RoadMate 2010’s interface had some other ups and downs that were worth noting. Magellan’s predictive keyboard is one of the better ones we’ve seen for street entry, and the software does a relatively quick job of searching its database for named points of interest, but year- or two-year-old restaurants we searched for in our immediate area were missing, and Canadian entries were more likely to appear. For the time being, Magellan also lacks the various Internet-enabled features of some of its rivals: there’s no realtime traffic or weather data built in or sold as an option, and the point of interest database can’t be expanded using Internet searches. As with all of the other navigation apps out there, it’s impossible to know whether these issues will be fixed in a near-term update; the current extent of RoadMate 2010’s iPhone integration is its ability to access contacts, make telephone calls to businesses in its database, and access iPod app music—all with interface pauses that could really stand to be eliminated.
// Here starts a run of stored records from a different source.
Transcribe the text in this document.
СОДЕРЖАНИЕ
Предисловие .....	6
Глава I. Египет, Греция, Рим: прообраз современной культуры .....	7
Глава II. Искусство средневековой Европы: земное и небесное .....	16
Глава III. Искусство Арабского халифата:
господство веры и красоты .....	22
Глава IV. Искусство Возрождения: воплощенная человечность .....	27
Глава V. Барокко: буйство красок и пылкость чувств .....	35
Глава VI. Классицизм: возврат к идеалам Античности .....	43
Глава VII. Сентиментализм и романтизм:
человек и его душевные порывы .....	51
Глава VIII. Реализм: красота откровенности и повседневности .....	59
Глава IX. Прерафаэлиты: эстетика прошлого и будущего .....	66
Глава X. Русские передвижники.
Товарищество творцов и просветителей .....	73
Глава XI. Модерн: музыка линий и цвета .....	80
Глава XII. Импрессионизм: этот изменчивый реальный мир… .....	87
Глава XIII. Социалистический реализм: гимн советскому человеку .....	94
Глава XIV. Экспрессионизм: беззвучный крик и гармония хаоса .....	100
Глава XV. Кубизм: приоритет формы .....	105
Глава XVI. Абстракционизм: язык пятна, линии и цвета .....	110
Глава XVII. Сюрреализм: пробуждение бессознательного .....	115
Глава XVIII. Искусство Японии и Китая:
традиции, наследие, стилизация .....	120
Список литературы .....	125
Though the application’s other shortcomings certainly need attention, one thing we’d really like to see addressed is the integrated media player. Rather than making a few smart assumptions to get music rolling immediately, even on shuffle mode, RoadMate 2010 presents you with a music player screen that does nothing until you’ve dug into Apple’s standard third-party iPod database interface, created a playlist, and then gone back to the music player to hit play. Then, rather than ducking voice guidance in and out of the music, RoadMate 2010 stops the music every time a voice comes on, and since the voices aren’t always continuous samples, you’ll sometimes hear the music stop and start several times between phrases indicating route recalculation and turns. From interface to stuttered playback, it’s just annoying—the sort of experience one would expect from a standalone non-Apple GPS device, rather than something with such powerful iPhone and iPod hardware inside.
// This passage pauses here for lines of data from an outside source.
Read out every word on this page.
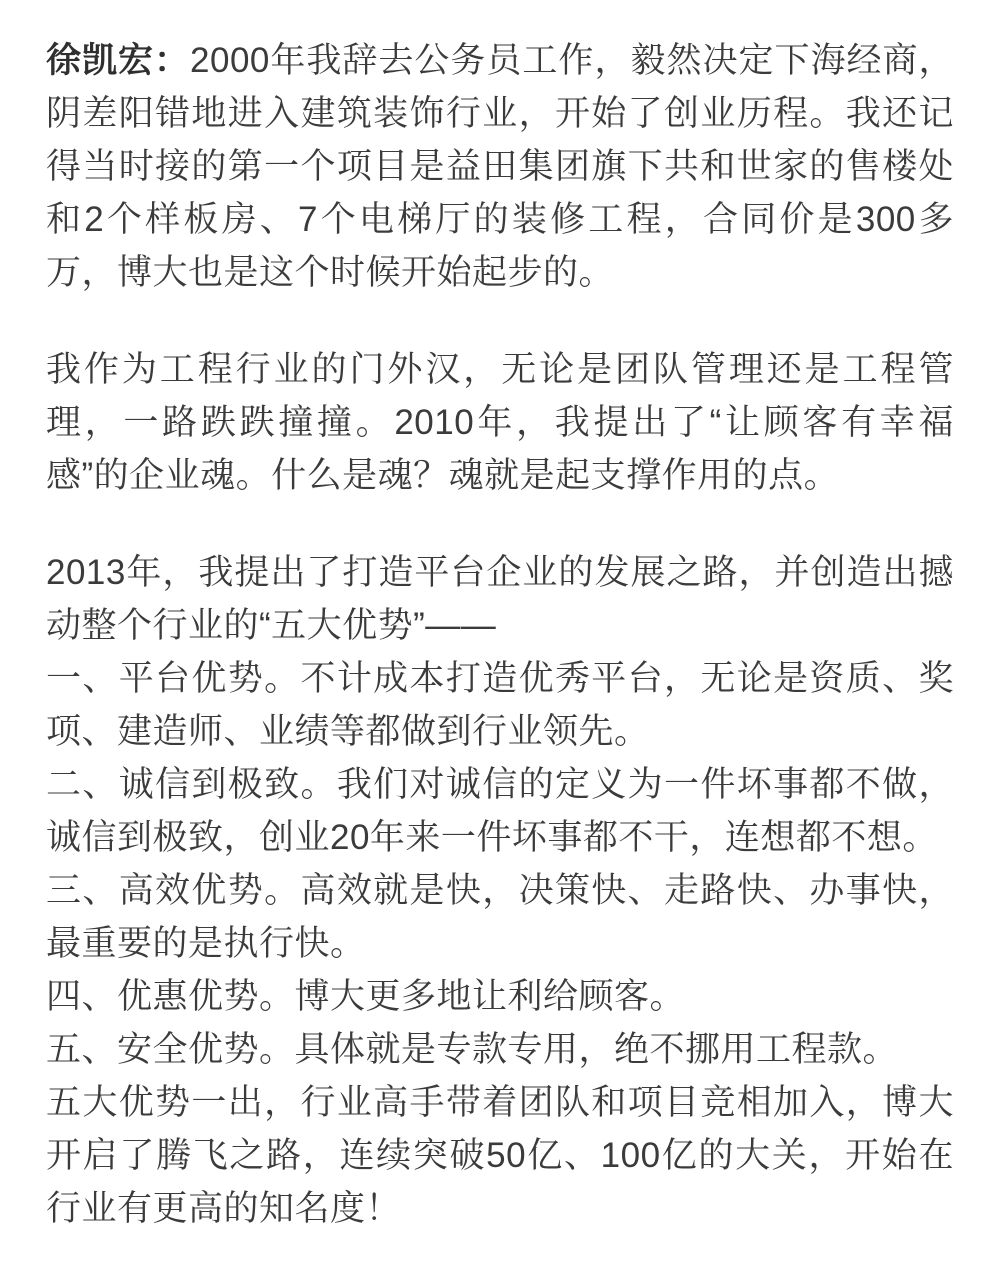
徐凯宏：2000年我辞去公务员工作，毅然决定下海经商，阴差阳错地进入建筑装饰行业，开始了创业历程。我还记得当时接的第一个项目是益田集团旗下共和世家的售楼处和2个样板房、7个电梯厅的装修工程，合同价是300多万，博大也是这个时候开始起步的。

我作为工程行业的门外汉，无论是团队管理还是工程管理，一路跌跌撞撞。2010年，我提出了“让顾客有幸福感”的企业魂。什么是魂？魂就是起支撑作用的点。

2013年，我提出了打造平台企业的发展之路，并创造出撼动整个行业的“五大优势”——

一、平台优势。不计成本打造优秀平台，无论是资质、奖项、建造师、业绩等都做到行业领先。

二、诚信到极致。我们对诚信的定义为一件坏事都不做，诚信到极致，创业20年来一件坏事都不干，连想都不想。

三、高效优势。高效就是快，决策快、走路快、办事快，最重要的是执行快。

四、优惠优势。博大更多地让利给顾客。

五、安全优势。具体就是专款专用，绝不挪用工程款。

五大优势一出，行业高手带着团队和项目竞相加入，博大开启了腾飞之路，连续突破50亿、100亿的大关，开始在行业有更高的知名度！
As we’ve said in prior reviews, the critical factor impacting our interest in the Magellan software is its price: with entirely capable and more expandable CoPilot software out there for $25, it’s hard to think of any reason that a $55 to $75 premium would be worth paying for RoadMate 2010—the same dollars could buy a complete color touchscreen GPS device these days, leaving the iPhone 3G or 3GS free to play music, run other apps, and work as a phone without needing to double as a mapping device in your car. Though it’s straightforward to use and works well enough that we wouldn’t discourage you from trying it if you really needed software you could carry around in your pocket with your phone, we’d wait on an update or significant price drop before buying in to the Magellan package; for the time being, it’s expensive and in need of something special to stand out from the pack.